Breathalyzer based on frequency comb spectroscopy quantum tech shows promise as a non-invasive diagnostic test for an array of diseases 

With each breath, humans exhale more than 1,000 distinct molecules, producing a unique chemical “breathprint” rich with clues about what’s happening inside the body. 

For decades, scientists have sought to harness that information, even turning to dogs to literally sniff out cancer, diabetes, tuberculosis and more. 

Now, scientists have developed a new laser-based “nose” powered by quantum technology and artificial intelligence (AI) that could someday diagnose an array of diseases swiftly and cheaply. 

Already, research shows, the high-tech breathalyzer can detect COVID-19 in minutes with excellent accuracy. 

“There is a real, foreseeable future in which you could go to the doctor and have your breath measured along with your height and weight . . . or you could blow into a mouthpiece integrated into your phone and get information about your health in real-time,” said senior author Jun Ye, a JILA fellow and adjoint professor of physics at CU Boulder. 

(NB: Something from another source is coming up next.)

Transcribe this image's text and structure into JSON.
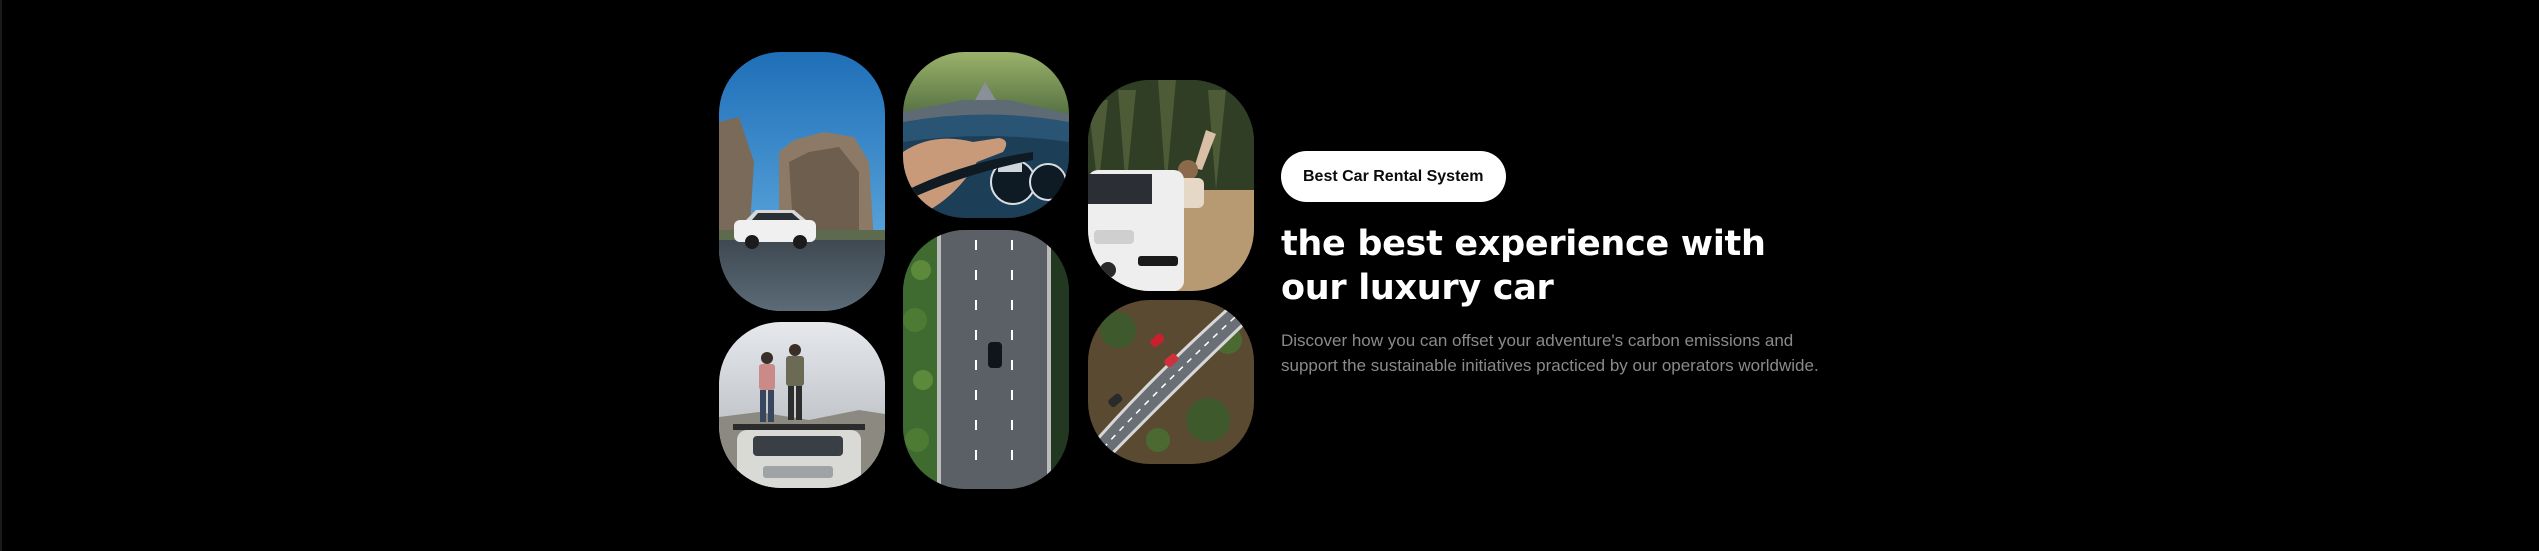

As far back as 2008, Ye’s lab reported that a technique called frequency comb spectroscopy—essentially using laser light to distinguish one molecule from another—could potentially identify biomarkers of disease in human breath. 

Ye’s team has since improved the sensitivity more than a thousandfold, enabling detection of trace molecules at the parts-per-trillion level. They’ve also increased the number of colors the laser emits, enabling them to detect more species of molecule. And they’ve harnessed the power of AI. 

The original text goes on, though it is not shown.